Speed money is a concept over which law enforcers and revenue officials in the state seem to be permanently locked in competition to prove who has the better grasp of it.
Lately the top honours have been going to the police, who statistics available with the Anti-Corruption Bureau (ACB) show beat all other departments to the top of last year’s corruption cases chart. In 2007 as well, the police had beaten the Revenue Department at the game.
A total of 88 cases were registered against police officials of different ranks from January to November in 2008. The number of arrests from the police department in the same period stood at 126.

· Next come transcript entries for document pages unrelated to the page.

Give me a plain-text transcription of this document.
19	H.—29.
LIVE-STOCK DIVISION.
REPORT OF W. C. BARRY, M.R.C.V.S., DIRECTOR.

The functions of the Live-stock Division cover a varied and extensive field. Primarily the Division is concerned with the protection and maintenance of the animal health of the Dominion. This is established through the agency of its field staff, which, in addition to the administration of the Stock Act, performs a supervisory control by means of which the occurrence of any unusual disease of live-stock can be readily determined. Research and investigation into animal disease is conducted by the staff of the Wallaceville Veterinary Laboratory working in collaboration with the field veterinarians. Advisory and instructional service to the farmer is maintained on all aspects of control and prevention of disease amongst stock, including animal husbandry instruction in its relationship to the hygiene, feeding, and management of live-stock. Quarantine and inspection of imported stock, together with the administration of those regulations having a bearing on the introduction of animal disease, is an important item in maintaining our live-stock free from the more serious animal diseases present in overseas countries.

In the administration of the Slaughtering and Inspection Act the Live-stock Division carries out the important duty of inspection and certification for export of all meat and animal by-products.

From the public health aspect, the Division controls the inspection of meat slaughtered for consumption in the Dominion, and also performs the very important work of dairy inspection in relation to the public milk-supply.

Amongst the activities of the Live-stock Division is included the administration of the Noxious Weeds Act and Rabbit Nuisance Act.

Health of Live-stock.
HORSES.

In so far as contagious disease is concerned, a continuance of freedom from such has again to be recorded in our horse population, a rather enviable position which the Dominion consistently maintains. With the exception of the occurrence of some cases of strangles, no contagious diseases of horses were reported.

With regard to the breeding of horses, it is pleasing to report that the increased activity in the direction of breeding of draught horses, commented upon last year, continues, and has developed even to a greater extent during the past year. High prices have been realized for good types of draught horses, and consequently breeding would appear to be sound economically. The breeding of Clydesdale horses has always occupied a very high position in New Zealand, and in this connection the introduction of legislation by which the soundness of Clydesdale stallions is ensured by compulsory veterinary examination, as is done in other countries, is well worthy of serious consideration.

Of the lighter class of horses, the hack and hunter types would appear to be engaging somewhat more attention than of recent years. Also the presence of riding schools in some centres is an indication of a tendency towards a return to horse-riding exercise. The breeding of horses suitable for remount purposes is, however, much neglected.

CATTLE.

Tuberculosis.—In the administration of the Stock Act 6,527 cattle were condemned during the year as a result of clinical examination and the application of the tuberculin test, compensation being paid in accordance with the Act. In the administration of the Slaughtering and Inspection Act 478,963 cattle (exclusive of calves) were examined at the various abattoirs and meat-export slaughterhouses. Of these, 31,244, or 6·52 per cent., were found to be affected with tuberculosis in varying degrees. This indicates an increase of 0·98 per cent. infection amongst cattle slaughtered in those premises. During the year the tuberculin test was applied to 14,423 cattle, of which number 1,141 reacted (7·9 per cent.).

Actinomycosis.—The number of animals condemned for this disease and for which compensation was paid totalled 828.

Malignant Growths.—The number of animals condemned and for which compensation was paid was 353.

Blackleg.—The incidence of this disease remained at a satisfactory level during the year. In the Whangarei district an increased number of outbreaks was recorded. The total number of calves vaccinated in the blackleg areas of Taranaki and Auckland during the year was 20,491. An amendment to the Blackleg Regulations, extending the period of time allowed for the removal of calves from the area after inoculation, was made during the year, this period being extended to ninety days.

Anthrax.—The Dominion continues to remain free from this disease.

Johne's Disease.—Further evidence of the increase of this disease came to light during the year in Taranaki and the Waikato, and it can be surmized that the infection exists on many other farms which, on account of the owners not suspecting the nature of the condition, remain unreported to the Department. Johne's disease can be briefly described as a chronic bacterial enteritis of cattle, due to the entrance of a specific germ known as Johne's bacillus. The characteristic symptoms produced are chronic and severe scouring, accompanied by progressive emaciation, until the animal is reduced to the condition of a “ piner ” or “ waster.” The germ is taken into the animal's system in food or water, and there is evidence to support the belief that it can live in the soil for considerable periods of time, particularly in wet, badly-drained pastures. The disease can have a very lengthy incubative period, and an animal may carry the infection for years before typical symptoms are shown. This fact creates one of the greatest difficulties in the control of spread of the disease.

The Revenue Department, long in the habit of taking the top position in the annual chart prepared by the ACB, slipped to number two. The total number of cases registered against revenue officials was 82, the arrests figure stood at 107.
“The rate of complaints coming to ACB pertaining to demand of bribe against police and Revenue Department is higher compared to other departments,” Additional Deputy Commissioner (Headquarters), ACB, Sanjay Parande said.
In 2008, the ACB caught 502 people from various government departments and lodged 346 cases.
Director General (ACB) S. Chakravarty had a theory for why the police and Revenue Department were so far ahead — the high level of public interaction.
It was mostly the common man who interacted with these departments, he said. Finding himself cornered by greedy officials, he would resort to corruption.